The GOP’s 2008 vice presidential nominee then took an unusual stance toward the department she positioned herself to lead: "I'd get rid of it. And I'd let the states start having more control over the lands that are within their boundaries and the people who are affected by the developments within their states. If I were in charge of that, it would be a short-term job."
Palin also defended Trump’s wobbly performance during a foreign policy interview last Thursday. In conversation with radio host Hugh Hewitt, Trump mixed up the Quds and the Kurds and struggled to identify prominent figures in the Middle East. He later tried to downplay the importance of knowing such facts about the region, dubbing them “gotcha” questions. Palin, herself the star of several error-filled foreign policy interviews over the years and a self-proclaimed victim of "gotcha" questions, agreed with the Donald.

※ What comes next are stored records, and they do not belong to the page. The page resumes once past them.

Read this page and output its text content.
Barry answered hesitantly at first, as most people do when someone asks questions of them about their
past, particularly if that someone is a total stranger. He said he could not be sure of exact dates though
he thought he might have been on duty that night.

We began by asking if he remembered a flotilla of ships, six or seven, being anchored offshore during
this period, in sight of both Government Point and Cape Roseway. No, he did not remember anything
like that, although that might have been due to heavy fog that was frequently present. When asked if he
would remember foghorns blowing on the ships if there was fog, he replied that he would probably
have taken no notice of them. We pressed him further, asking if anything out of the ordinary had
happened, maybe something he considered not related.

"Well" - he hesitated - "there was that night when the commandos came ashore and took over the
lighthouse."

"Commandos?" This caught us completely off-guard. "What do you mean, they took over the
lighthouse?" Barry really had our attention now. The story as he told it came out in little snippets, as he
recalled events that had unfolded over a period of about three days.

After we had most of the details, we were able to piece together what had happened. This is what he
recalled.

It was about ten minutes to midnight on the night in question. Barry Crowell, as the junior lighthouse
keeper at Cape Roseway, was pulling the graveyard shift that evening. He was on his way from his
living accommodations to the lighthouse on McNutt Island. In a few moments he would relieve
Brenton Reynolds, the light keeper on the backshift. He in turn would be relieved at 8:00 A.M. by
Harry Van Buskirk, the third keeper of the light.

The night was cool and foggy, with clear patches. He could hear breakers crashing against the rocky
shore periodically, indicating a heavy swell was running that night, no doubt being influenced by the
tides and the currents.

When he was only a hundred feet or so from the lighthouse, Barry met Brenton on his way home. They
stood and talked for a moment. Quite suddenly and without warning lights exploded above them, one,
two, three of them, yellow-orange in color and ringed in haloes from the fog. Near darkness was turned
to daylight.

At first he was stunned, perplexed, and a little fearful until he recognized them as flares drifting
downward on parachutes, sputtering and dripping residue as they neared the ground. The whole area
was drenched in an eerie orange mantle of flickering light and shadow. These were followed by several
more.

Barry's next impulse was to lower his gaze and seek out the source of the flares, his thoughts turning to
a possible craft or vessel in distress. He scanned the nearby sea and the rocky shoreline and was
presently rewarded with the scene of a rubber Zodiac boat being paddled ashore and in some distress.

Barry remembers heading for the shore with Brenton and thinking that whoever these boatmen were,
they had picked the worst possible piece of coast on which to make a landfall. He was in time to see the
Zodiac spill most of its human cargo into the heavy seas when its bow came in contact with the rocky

"I think I'd rather have a president who is tough and puts America first than can win a game of Trivial Pursuit,” she told CNN. It’s more important to have a grasp of industry details than to know "the leader of some tribe or a religion or even a country," she added, and she believes that most voters will feel the same way.
“I don't think the public gives a flying flip if somebody knows who, today, is a specific leader of a specific region or a religion or anything," she said.
Trump has previously said if elected president he would "love" to have Palin as a member of his cabinet. "She really is somebody that knows what's happening. She's a special person, she's really a special person," Trump said on radio show "The Palin Update with Kevin Scholla."
Palin also envisioned a country where every resident speaks the same language, a mother tongue she calls “American.” She was trying to take a swipe at Trump’s 2016 rival Jeb Bush, who is fluent in Spanish and sometimes speaks in that language on the campaign trail.
"It's a benefit of Bush to be able to be so fluent, because we have a large and wonderful Hispanic population building America, and that's a great connection he has with them," Palin said. “On the other hand, I think we can send a message and say, 'You want to be in America, A, you'd better be here legally or you're out of here. B, when you're here, let's speak American."
Perhaps realizing that “American” is not a language, she later elaborated: “Let's speak English, and that's a kind of a unifying aspect of the nation is the language that is understood by all.”
Palin also announced that she will rally against the Iran deal next week, joining Trump and other opponents in Washington.
“We walked away from the draft of that treaty giving a win to Iran, our sworn enemy," she told Tapper. "Iran, who immediately after the deal was struck, started mocking us and poking us and saying yes, of course we're going to violate it. Thanks for freeing up $150 billion, America, too."